Rósa Gísladóttir’s work is utterly different in this regard. These sculptures do not volunteer to serve power, production, or progress. On the contrary they embody the resistance of Benjamin’s dialectical image. They manifest forms from the past that shine with their own light without any metaphysics or reference to any comprehensive worldview. Their effect is rather to make us conscious of the disappearance of the entire comprehensive vision of unerring natural law that Greeks taught as the foundation of all ethical conduct. These works’ geometry and spatiality thus had a deep ethical meaning which our era has relinquished in favour of belief in progress and technology. Gísladóttir’s simple forms carry an afterglow of vanished mores; that glow illuminates a present in which technological capability steers the ecosystem toward ruin.

The American edition of Walter Benjamin’s Illuminations includes Hannah Arendt’s exquisite essay on Benjamin’s life and work. Arendt concludes with words on the “gift of thinking poetically” which I find equally applicable to Rósa Gísladóttir’s way of thinking about form:

This thinking, fed by the present, works with the “thought fragments” it can wrest from the past and gather about itself. Like a pearl diver who descends to the bottom of the sea, not to excavate the bottom and bring it to light but to pry loose the rich and the strange, the pearls and the coral in the depths, and to carry them to the surface, this thinking delves into the depths of the past—but not in order to resuscitate it the way it was and to contribute to the renewal of extinct ages. What guides this thinking is the conviction that although the living is subject to the ruin of the time, the process of decay is at the same time a process of crystallization, that in the depth of the sea, into which sinks and is dissolved what once was alive, some things “suffer a sea-change” and survive in new crystallized forms and shapes that remain immune to the elements, as though they waited only for the pearl diver who one day will come down to them and bring them up into the world of the living—as “thought fragments,” as something “rich and strange,” and perhaps even as everlasting Urphänomene. (Hannah Arendt, intro. to W. Benjamin, Illuminations, New York, 1969, pp. 51-52)

Ólafur Gíslason

Rósa Gísladóttir

Rósa Gísladóttir was born in Iceland in 1957. She studied at the Icelandic College of Art and Crafts (1977-1981) and at the Academy of Fine Arts in Munich (1981-1986), where she was a student of Eduardo Paolozzi. She has lived in the United States (1989-1993, 1997-1998) and in England (1999-2003) and holds a master’s degree in environmental art from Manchester Metropolitan University (2002). She also attended the Iceland Academy of the Arts master’s program in art education (2010-2011).
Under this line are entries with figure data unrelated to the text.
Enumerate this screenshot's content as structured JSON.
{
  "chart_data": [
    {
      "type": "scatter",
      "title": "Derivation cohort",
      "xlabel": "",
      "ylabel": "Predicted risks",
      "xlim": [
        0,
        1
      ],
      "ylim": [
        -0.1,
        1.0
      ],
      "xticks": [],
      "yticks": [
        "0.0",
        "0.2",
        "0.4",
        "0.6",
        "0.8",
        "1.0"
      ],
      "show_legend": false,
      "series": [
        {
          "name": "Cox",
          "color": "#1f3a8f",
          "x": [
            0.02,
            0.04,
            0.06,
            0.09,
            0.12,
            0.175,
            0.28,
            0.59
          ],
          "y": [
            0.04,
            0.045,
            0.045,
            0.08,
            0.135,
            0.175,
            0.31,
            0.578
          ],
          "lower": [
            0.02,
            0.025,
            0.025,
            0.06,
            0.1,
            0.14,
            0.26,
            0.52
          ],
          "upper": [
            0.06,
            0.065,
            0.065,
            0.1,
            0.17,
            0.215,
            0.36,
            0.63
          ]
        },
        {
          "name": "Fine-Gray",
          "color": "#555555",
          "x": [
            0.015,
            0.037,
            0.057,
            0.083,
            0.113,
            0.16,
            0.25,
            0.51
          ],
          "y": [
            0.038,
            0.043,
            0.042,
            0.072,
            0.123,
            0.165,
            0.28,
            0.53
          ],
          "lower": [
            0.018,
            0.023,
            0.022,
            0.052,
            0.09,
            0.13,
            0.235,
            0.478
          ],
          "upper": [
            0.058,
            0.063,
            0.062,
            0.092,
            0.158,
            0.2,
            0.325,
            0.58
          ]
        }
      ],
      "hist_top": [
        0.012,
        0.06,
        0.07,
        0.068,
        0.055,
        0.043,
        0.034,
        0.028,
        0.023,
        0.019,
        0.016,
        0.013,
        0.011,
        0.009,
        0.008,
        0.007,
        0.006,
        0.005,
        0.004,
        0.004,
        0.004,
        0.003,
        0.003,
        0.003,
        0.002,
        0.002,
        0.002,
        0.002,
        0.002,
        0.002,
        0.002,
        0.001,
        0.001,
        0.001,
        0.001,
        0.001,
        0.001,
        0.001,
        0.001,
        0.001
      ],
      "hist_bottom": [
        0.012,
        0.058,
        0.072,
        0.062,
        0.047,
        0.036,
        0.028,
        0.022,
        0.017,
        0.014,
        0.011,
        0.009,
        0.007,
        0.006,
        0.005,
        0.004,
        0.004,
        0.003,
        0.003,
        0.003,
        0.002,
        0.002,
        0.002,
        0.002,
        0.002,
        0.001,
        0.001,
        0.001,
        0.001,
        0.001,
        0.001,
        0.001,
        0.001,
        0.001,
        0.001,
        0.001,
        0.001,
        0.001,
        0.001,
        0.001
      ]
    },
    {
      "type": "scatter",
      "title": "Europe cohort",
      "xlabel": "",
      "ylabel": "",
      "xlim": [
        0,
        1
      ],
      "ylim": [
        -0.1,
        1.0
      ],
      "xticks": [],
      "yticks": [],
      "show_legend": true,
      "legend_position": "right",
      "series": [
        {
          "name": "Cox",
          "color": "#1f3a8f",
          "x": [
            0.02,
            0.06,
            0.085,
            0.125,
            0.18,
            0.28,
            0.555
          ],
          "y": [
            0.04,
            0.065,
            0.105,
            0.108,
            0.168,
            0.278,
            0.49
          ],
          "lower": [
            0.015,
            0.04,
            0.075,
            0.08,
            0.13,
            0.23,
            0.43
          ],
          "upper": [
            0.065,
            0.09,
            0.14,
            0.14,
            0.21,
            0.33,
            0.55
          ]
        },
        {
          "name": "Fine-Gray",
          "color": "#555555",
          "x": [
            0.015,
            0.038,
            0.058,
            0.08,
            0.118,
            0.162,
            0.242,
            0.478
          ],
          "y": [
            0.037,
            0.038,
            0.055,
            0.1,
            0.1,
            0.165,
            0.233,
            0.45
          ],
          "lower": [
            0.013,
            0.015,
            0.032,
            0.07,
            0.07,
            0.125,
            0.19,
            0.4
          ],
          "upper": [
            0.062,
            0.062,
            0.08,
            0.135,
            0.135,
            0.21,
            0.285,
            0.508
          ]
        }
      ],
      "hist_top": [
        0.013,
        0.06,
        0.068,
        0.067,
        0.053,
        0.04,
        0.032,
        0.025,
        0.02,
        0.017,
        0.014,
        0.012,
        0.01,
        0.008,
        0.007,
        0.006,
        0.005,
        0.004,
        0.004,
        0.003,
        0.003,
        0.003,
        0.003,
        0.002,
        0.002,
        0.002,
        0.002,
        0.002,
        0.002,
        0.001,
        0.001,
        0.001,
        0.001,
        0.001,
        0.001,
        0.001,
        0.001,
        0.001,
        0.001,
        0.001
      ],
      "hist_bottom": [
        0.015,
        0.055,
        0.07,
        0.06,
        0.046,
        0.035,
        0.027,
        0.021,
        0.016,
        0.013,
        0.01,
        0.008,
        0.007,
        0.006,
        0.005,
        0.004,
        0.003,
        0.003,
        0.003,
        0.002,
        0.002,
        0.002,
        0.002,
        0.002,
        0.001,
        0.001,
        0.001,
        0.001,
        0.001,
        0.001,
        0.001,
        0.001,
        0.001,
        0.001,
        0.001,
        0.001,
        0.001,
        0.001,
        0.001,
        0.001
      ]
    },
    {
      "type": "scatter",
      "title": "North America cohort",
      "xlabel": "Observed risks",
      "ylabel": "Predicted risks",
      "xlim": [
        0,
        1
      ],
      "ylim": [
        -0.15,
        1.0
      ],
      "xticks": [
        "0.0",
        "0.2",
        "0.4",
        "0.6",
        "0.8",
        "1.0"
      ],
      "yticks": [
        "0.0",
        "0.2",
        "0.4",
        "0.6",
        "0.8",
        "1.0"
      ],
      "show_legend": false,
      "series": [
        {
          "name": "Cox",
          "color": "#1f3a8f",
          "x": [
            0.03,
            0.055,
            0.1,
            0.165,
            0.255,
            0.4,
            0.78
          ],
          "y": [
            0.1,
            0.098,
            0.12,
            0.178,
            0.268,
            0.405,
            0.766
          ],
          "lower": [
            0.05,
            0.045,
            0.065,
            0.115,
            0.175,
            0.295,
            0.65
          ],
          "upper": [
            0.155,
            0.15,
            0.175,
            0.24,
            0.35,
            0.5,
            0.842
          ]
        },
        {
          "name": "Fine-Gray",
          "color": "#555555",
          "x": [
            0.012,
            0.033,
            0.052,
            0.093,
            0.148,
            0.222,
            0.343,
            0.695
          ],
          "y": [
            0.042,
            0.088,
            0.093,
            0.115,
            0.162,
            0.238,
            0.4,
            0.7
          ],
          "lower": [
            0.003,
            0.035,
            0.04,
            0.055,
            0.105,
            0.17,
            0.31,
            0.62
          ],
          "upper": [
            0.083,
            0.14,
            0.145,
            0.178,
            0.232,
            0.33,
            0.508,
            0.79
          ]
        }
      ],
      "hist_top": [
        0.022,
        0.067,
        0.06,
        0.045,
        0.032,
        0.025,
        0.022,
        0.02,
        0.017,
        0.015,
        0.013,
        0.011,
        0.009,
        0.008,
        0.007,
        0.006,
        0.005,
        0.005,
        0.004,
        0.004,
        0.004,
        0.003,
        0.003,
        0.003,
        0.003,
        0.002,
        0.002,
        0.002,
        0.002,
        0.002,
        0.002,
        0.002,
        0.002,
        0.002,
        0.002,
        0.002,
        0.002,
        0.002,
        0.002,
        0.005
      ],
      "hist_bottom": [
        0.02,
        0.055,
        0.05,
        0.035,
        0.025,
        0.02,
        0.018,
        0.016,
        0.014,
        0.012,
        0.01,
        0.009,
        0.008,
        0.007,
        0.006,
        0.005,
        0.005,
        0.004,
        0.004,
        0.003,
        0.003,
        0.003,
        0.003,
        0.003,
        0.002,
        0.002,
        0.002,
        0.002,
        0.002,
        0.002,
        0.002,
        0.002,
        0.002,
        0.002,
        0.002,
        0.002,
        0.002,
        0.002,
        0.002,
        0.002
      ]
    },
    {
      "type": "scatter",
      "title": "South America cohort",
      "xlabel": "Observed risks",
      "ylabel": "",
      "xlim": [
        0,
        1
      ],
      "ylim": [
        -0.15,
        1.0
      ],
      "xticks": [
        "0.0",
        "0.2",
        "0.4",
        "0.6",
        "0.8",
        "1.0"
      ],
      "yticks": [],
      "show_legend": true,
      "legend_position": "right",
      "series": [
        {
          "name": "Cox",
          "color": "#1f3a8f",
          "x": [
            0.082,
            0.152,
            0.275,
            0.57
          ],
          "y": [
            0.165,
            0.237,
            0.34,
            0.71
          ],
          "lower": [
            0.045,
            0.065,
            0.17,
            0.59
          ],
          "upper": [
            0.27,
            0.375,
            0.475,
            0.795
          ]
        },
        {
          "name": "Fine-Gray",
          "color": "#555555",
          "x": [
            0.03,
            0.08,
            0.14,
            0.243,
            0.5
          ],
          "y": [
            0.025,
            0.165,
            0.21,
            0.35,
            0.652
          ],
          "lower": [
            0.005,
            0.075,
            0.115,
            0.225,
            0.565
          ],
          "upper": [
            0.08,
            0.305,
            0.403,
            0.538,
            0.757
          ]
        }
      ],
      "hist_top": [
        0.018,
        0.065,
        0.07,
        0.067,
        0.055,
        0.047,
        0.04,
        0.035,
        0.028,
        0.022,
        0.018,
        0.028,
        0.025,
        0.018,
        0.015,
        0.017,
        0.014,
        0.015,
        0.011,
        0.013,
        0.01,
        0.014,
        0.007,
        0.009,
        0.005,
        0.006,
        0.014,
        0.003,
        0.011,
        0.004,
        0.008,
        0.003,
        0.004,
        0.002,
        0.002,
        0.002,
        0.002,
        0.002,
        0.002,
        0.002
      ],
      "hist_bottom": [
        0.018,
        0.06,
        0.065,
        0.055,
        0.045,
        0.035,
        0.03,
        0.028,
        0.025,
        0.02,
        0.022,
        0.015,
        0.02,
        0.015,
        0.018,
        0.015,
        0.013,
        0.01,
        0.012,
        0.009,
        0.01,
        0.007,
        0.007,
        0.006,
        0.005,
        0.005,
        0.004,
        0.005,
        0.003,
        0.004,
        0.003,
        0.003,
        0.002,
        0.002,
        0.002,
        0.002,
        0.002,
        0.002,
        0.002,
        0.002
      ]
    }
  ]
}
Rósa Gísladóttir’s achievement has been recognized with grants from the Icelandic State Artists’ Fund and nominations for public art competitions. Her many solo and group exhibitions include Big Scale in Malmö, Sweden (1988), the Nordrhein-Westfalen Art Festival (Germany, 1995), The Coastline 2000 (Reykjavik, 2000), Looking at the Overlooked (Rome, 2009), and The Dread of Future Enemies at Gallerí Ágúst (Reykajvik, 2011). Her work was part of the exhibition Pleasure and Functionality in LÁ Art Museum in 2012. That was also the year of her major solo exhibition Come l’acqua come l’oro… at the Mercati di Traiano of the renowned Museo dei Fori Imperiali in Rome, where past exhibitors include Richard Serra and Anthony Caro.

Rósa Gísladóttir´s work often alludes to everyday objects. For some time she has worked with clay, gypsum, concrete, and corrugated paper; lately she has also used plastic bottles, Plexiglas, water, light, and jesmonite. Works by Rósa Gísladóttir reside in the collections of the Reykjavik Art Museum and the National Gallery of Iceland.